One problem with distinguishing “grizzly” from “grisly” is that the two are homophones, words that sound the same even though their spellings differ. Another problem is that, while the two words are far from being synonyms, they both denote sources of fear and anxiety for most normal people and are thus far more similar in connotation than many other pairs of homophones (pail/pale, tail/tale, plane/plain, days/daze, etc.). Both “grizzly” and “grisly” play in the same mental ballpark. It’s a similar case when so many people type “free reign” rather than “free rein.” Both “rein” and “reign” connote forms of control.

While grizzly bears make lousy pets, their name does not refer to their marked propensity for mayhem (which did, however, earn them the Latin name “Ursus arctos horribilus”). But don’t take my word for the bear’s personality defects. Look up “grizzly bear” in Wikipedia at the moment, and you’ll find Stephen Colbert quoted to the effect that bears (apparently all bears) are “… godless killing machines … The insatiable blood lust of Bears can never be quenched and therefore all must be destroyed in order to save the human race. Recent scientific studies have shown that all Bears are possessed at the moment of birth by demons from Hell, which explains their Satanic behavior. …” That paragraph has, no doubt, already been pasted into dozens of term papers.

The “grizzly” in the bear’s name, however, is the common English adjective “grizzly” meaning “gray, grayish” or “grizzled,” from the Old French “grisel,” meaning “gray.” Grizzly bears are also known as “silver-tip bears” from the silvery-gray tips of their otherwise brownish fur.

Interestingly, the name of the grizzly bear may reflect an early instance of the “grizzly/grisly” confusion. When naturalist George Ord gave the bear a scientific name in 1815, based on the observations of Lewis and Clark (who had returned from their explorations with a dead grizzly), he called it “Ursus horribilus ord,” meaning “Ord’s horrible bear.” Some sources suggest that Ord misunderstood the “grizzly” in the bear’s popular name as “grisly,” meaning “horrible; causing horror, terror and extreme fear.” Ord’s use of the Latin word “horribilus”  (also meaning “causing horror or great fear”) would tend to indicate that he believed the bear got its popular name by being extremely scary, rather than from having silvery fur. In any case, the grizzly is now known as “Ursus arctos horribilis,” meaning “horrible northern bear,” to differentiate it from the closely-related brown bear.

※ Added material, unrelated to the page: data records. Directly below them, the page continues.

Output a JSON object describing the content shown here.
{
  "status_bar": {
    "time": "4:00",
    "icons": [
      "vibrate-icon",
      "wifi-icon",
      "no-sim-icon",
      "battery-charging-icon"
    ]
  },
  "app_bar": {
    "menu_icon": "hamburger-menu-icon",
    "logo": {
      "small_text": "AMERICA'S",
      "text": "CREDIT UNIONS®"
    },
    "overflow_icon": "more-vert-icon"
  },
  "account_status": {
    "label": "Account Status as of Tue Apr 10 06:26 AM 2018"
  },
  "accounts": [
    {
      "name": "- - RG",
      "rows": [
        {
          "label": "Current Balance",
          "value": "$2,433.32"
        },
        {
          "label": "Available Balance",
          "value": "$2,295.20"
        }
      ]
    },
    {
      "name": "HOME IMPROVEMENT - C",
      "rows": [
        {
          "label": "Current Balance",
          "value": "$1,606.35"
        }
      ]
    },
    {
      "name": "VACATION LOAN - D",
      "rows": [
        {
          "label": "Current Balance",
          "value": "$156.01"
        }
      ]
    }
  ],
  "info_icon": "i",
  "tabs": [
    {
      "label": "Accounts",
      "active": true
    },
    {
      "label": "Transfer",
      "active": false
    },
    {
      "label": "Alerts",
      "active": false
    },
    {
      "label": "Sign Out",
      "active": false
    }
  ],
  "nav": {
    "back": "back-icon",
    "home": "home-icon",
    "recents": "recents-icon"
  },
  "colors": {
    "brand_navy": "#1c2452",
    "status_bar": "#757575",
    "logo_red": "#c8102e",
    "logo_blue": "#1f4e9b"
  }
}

The word “grisly” (from the Old English “grisan,” to shudder) first appeared in English in the 12th century meaning “causing great fear or terror or dread, as of death,” but in modern use “grisly” has been diluted a bit, and generally means simply “scary” or, most often, “grim, frightening and shocking.” In journalism, “grisly” has become a euphemism for “brutal” or “bloody” (“Investigation continues into grisly elevator death,” ABC News headline, 12/11). In our house, at least, “grisly” is a code word for “change the channel.”